15 W Mystical Prayer. Read Intro ch. 21, Julian of Norwich.
17 F. Authentic Faith. Read Intro ch. 22, Martin Luther.

20 M God’s Greater Glory. Read Intro ch. 23, Ignatius of Loyola, S.J.
22 W Thanksgiving Break.
24 F Thanksgiving Break.

27 M The Church’s Social Teaching. Read Intro ch. 24, Pope Leo XIII.
29 W The Church and Racial Justice. Read Intro ch. 25, Martin Luther King, Jr.

December
1 F No class.

4 M The Sacred Liturgy. Read Intro ch. 26, Vatican II, Sacrosanctum Concilium.
6 W The Church of Christ. Read Intro ch. 27, Vatican II, Lumen Gentium.
8 F Conclusion
Comments 
25th-Aug-2006 04:26 am (UTC)
*whistle*

I find myself wondering about how the students are evaluated in a course like this -- purely by exam?
25th-Aug-2006 05:11 am (UTC)
My main concerns are really that they read and digest the material at a reasonable level, and I'm going to reward in that direction. As a department, we're really most concerned that the Intro students all get a representative and shared selection of core material. Over the last ten years, we've had a number of instructors who didn't use the Introduction to Theology text at all, some of whom really dropped the ball on having the students read any key portions of Scripture, in particular. I think they're going to demand people tow the line now, and I think that's all to the good. I TAed for too many upper-division Theology courses where we found that the students hadn't gotten the core formation we were assuming. I'm focusing on giving them exactly that. They'll get the required Scripture from me (and more) and I know that I can use the historical survey selections to teach the varieties of theology (proper) well and ably.

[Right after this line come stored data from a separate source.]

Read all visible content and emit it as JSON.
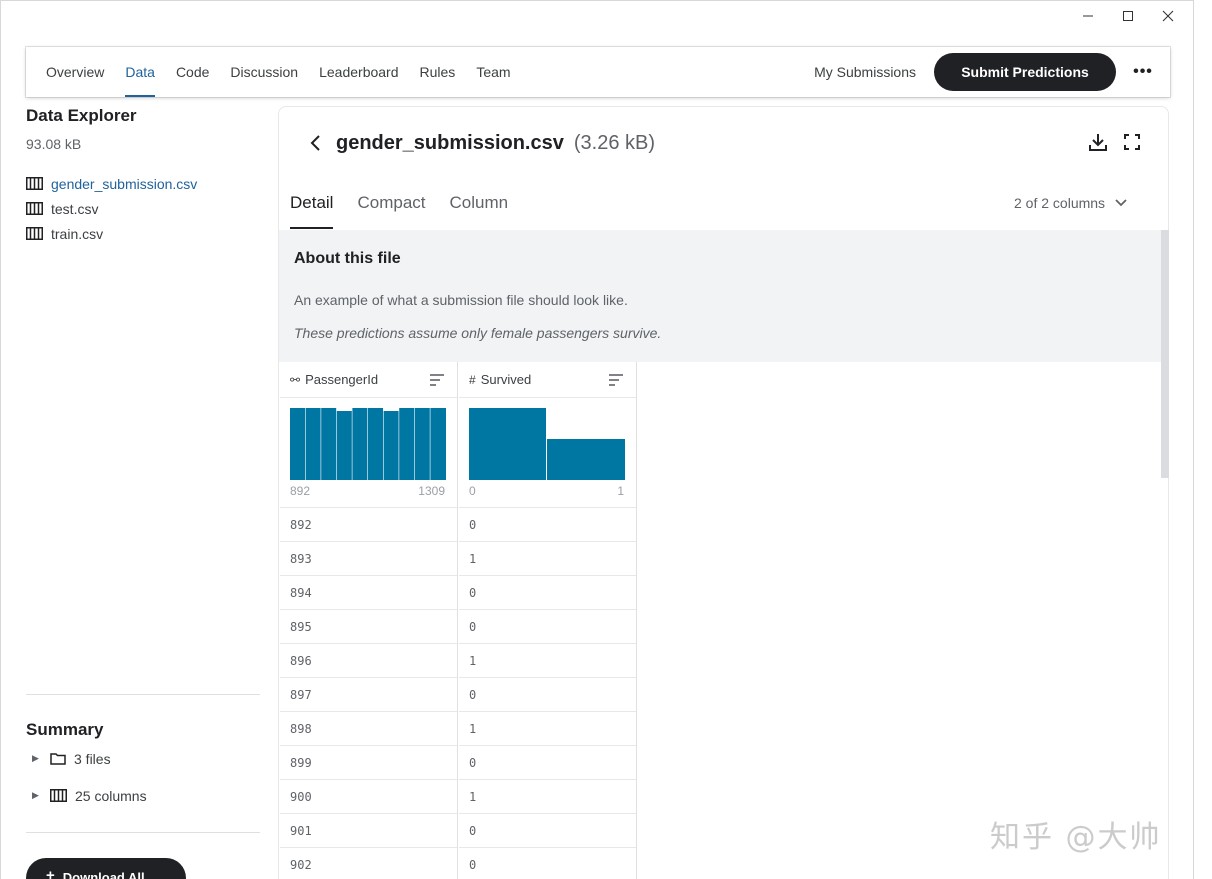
{
  "nav": {
    "tabs": [
      "Overview",
      "Data",
      "Code",
      "Discussion",
      "Leaderboard",
      "Rules",
      "Team"
    ],
    "active_tab": "Data",
    "my_submissions": "My Submissions",
    "submit_label": "Submit Predictions",
    "more_icon": "more-horizontal-icon"
  },
  "sidebar": {
    "title": "Data Explorer",
    "size": "93.08 kB",
    "files": [
      "gender_submission.csv",
      "test.csv",
      "train.csv"
    ],
    "active_file": "gender_submission.csv",
    "summary_title": "Summary",
    "summary_files": "3 files",
    "summary_columns": "25 columns",
    "download_label": "Download All"
  },
  "file": {
    "name": "gender_submission.csv",
    "size": "(3.26 kB)",
    "view_tabs": [
      "Detail",
      "Compact",
      "Column"
    ],
    "active_view": "Detail",
    "column_count": "2 of 2 columns"
  },
  "about": {
    "title": "About this file",
    "description": "An example of what a submission file should look like.",
    "note": "These predictions assume only female passengers survive."
  },
  "table": {
    "columns": [
      {
        "name": "PassengerId",
        "type_icon": "key-icon",
        "hist_min": "892",
        "hist_max": "1309"
      },
      {
        "name": "Survived",
        "type_icon": "hash-icon",
        "hist_min": "0",
        "hist_max": "1"
      }
    ],
    "rows": [
      [
        "892",
        "0"
      ],
      [
        "893",
        "1"
      ],
      [
        "894",
        "0"
      ],
      [
        "895",
        "0"
      ],
      [
        "896",
        "1"
      ],
      [
        "897",
        "0"
      ],
      [
        "898",
        "1"
      ],
      [
        "899",
        "0"
      ],
      [
        "900",
        "1"
      ],
      [
        "901",
        "0"
      ],
      [
        "902",
        "0"
      ]
    ]
  },
  "colors": {
    "accent": "#20639b",
    "bar": "#0076a3",
    "dark": "#202124"
  },
  "watermark": "知乎 @大帅"
}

So, I'm having them do short, synthesis written questions at the end of each reading. That will: A) make them do the readings B) start to engage in the process of "theologizing" themselves, and C) allow me to keep the focus on the readings themselves, rather than get distracted by longer "research paper"-type assignments that they really have no business doing at this level anyway. Unlike English, or Math, or anything else, I can only assume zero knowledge and background for this course. I have to start with stuff that – were theology and philosophy not so censored by the culture – would have been grade school-level material for them. So, I think the bulk of the grade will be the readings with questions, with a few exams where I'll probably do a lot of identifications – gotta keep the characters and vocabulary straight – and a few reading samples where I'll have them do similar short answer, evaluation and synthesis-type responses. Whaddaya think?
25th-Aug-2006 02:39 pm (UTC)
Sounds about right to me -- I'm still getting used to the idea of a course that is more content-driven than process/skill-oriented, so I'm perking up my ears constantly.